What is a Fixed-Rate Mortgage?
A fixed-rate mortgage is when the terms of the mortgage are set at the beginning, and do not change throughout the duration of the loan. A 30-year mortgage is the traditional fixed-rate choice, but 15-year mortgages have been gaining popularity as well. The interest rate in a fixed-rate mortgage is based on current market trends, and does not change over the course of the loan as the market fluctuates.
What is an Adjustable Mortgage?
Also known as an ARM, adjustable-rate mortgages are those where the terms of the mortgage can fluctuate over time as the market does. The initial interest rate with an ARM is usually lower than with a fixed rate mortgage, which will give you a lower monthly payment in the beginning. After a period of time, usually one to five years, the interest rate of an ARM rises to match or exceed the market rate, and can rise periodically throughout the life of the loan. There are guidelines as to how much the rate can rise at each adjustment period, but the first adjustment can increase your monthly payment significantly.
Which is Best?
The answer to the question, “Which mortgage type is best?” depends on your own unique circumstances and what your financial goals are for the future. If you have a steady income and plan to stay in your home for more than five years, then a fixed rate mortgage is something you should look into. While your initial monthly payment will be higher than it would with an ARM, you won’t have to worry about that balloon of interest rate looming on the horizon. You can plan your monthly finances around your mortgage payment and know that it will always be the same.
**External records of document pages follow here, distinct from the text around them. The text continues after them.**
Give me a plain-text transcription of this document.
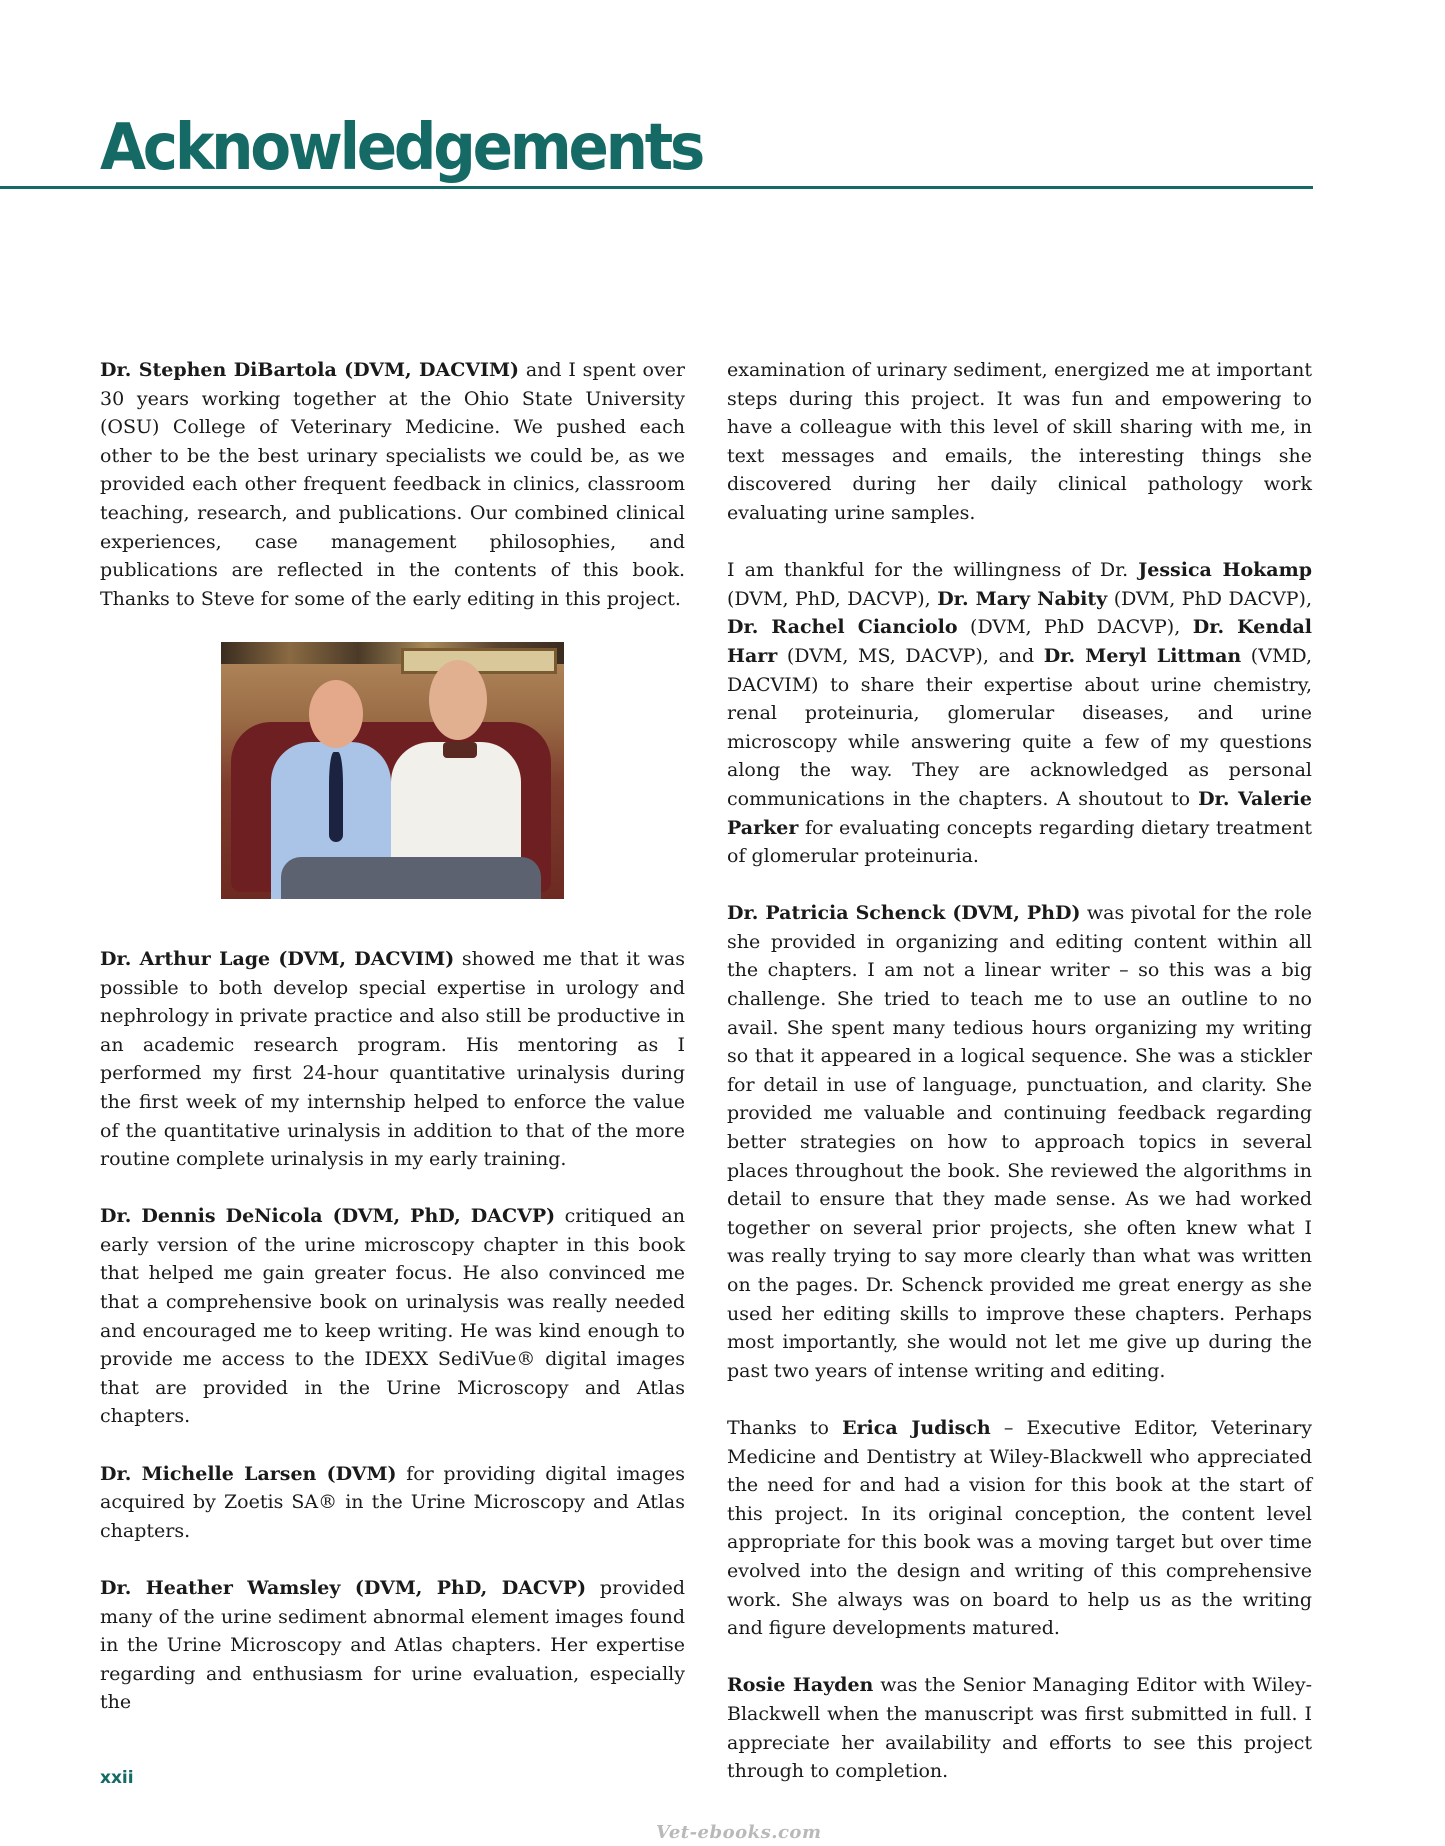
Acknowledgements

Dr. Stephen DiBartola (DVM, DACVIM) and I spent over 30 years working together at the Ohio State University (OSU) College of Veterinary Medicine. We pushed each other to be the best urinary specialists we could be, as we provided each other frequent feedback in clinics, classroom teaching, research, and publications. Our combined clinical experiences, case management philosophies, and publications are reflected in the contents of this book. Thanks to Steve for some of the early editing in this project.

Dr. Arthur Lage (DVM, DACVIM) showed me that it was possible to both develop special expertise in urology and nephrology in private practice and also still be productive in an academic research program. His mentoring as I performed my first 24-hour quantitative urinalysis during the first week of my internship helped to enforce the value of the quantitative urinalysis in addition to that of the more routine complete urinalysis in my early training.

Dr. Dennis DeNicola (DVM, PhD, DACVP) critiqued an early version of the urine microscopy chapter in this book that helped me gain greater focus. He also convinced me that a comprehensive book on urinalysis was really needed and encouraged me to keep writing. He was kind enough to provide me access to the IDEXX SediVue® digital images that are provided in the Urine Microscopy and Atlas chapters.

Dr. Michelle Larsen (DVM) for providing digital images acquired by Zoetis SA® in the Urine Microscopy and Atlas chapters.

Dr. Heather Wamsley (DVM, PhD, DACVP) provided many of the urine sediment abnormal element images found in the Urine Microscopy and Atlas chapters. Her expertise regarding and enthusiasm for urine evaluation, especially the

examination of urinary sediment, energized me at important steps during this project. It was fun and empowering to have a colleague with this level of skill sharing with me, in text messages and emails, the interesting things she discovered during her daily clinical pathology work evaluating urine samples.

I am thankful for the willingness of Dr. Jessica Hokamp (DVM, PhD, DACVP), Dr. Mary Nabity (DVM, PhD DACVP), Dr. Rachel Cianciolo (DVM, PhD DACVP), Dr. Kendal Harr (DVM, MS, DACVP), and Dr. Meryl Littman (VMD, DACVIM) to share their expertise about urine chemistry, renal proteinuria, glomerular diseases, and urine microscopy while answering quite a few of my questions along the way. They are acknowledged as personal communications in the chapters. A shoutout to Dr. Valerie Parker for evaluating concepts regarding dietary treatment of glomerular proteinuria.

Dr. Patricia Schenck (DVM, PhD) was pivotal for the role she provided in organizing and editing content within all the chapters. I am not a linear writer – so this was a big challenge. She tried to teach me to use an outline to no avail. She spent many tedious hours organizing my writing so that it appeared in a logical sequence. She was a stickler for detail in use of language, punctuation, and clarity. She provided me valuable and continuing feedback regarding better strategies on how to approach topics in several places throughout the book. She reviewed the algorithms in detail to ensure that they made sense. As we had worked together on several prior projects, she often knew what I was really trying to say more clearly than what was written on the pages. Dr. Schenck provided me great energy as she used her editing skills to improve these chapters. Perhaps most importantly, she would not let me give up during the past two years of intense writing and editing.

Thanks to Erica Judisch – Executive Editor, Veterinary Medicine and Dentistry at Wiley-Blackwell who appreciated the need for and had a vision for this book at the start of this project. In its original conception, the content level appropriate for this book was a moving target but over time evolved into the design and writing of this comprehensive work. She always was on board to help us as the writing and figure developments matured.

Rosie Hayden was the Senior Managing Editor with Wiley-Blackwell when the manuscript was first submitted in full. I appreciate her availability and efforts to see this project through to completion.

xxii
Vet-ebooks.com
There are situations where an adjustable rate mortgage may be the smarter option. If you’re planning on being in the home for less than five years (maybe you plan to move or periodically change work), you can take advantage of the lower monthly payment that an ARM offers during this time. Often, the risk can pay off with the money you save during the initial, low-interest period. Careful and calculated planning is necessary to assure an ARM is your best option.